Amazon Launches Diffuse to Choose: Virtual Product Try-On Made Real

2024-01-29

Online shopping can often be unpredictable because it is not easy to visually see the products before purchasing. Amazon hopes to change this by introducing Diffuse to Choose (DTC), a new AI system that allows you to virtually try on products in any environment.

In a new paper published by Amazon researchers, DTC allows shoppers to seamlessly blend product images into their personal photos. This creates a "virtual try-on" experience where items appear realistically integrated into the desired scene or setting.

The paper explains, "Recent diffusion models inherently contain a world model that makes them suitable for performing this task in a context-aware manner. However, traditional image-conditioned diffusion models often fail to capture the fine details of products."

DTC addresses this issue by adopting a novel diffusion-based image-conditioned inpainting model. The model uniquely balances fast inference with preserving high-fidelity details, ensuring accurate semantic manipulation in any given scene. Here, the use of a secondary U-Net encoder to inject fine-grained details into the diffusion process is a key innovation. This process involves masking the source image and inserting the reference image into the masked region, followed by a series of complex adaptations and alignments within the model.


The paper validates DTC on proprietary and public datasets, demonstrating its advantages over Paint By Example, a popular diffusion-based inpainting technique, in both quantitative and qualitative aspects. Importantly, DTC matches few-shot personalized methods without the need for fine-tuning on each product.

DTC has broad and diverse practical implications. For consumers, it means being able to place any item from an online store into their own living space or personal environment, and view the product's combination and appearance in real-time. This not only enhances the shopping experience but also helps make more informed purchasing decisions. For retailers, it offers a new level of customer interaction by providing more accurate product representations, potentially reducing return rates.


Early examples show that DTC is capable of realistically blending various products, from clothing to furniture and decor. Consistent lighting and shadows make the items truly appear in the inserted scenes.

DTC also supports iterative virtual decoration and styling. Users can adjust the mask to change the clothing style, such as tucking in a shirt or rolling up sleeves. This flexibility positions DTC as an engaging platform for personalized e-commerce experiences.
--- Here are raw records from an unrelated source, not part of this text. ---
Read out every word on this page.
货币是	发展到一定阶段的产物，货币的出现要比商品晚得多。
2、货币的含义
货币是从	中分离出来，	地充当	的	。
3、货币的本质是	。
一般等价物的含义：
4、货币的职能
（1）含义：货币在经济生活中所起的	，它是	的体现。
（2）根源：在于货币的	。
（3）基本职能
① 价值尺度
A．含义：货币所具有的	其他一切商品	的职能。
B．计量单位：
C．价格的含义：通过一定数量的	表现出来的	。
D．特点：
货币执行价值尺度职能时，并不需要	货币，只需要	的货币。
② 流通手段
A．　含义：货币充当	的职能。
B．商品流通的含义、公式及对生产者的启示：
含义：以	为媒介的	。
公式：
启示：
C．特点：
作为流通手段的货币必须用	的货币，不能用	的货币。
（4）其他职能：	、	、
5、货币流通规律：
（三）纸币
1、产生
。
Amazon is not the only company exploring virtual try-on options. Last year, Google AI also conducted similar research with their TryonDiffusion model.

While Google's research primarily focused on enhancing the realism of clothing, Amazon's DTC aims to work across product categories. Both highlight the growing interest in using AI to create more immersive experiences for online shopping.

Amazon states that it will soon release the code and demos. If the research lives up to its promises, integrating tools like DTC into the online shopping experience could lead the next evolution of e-commerce.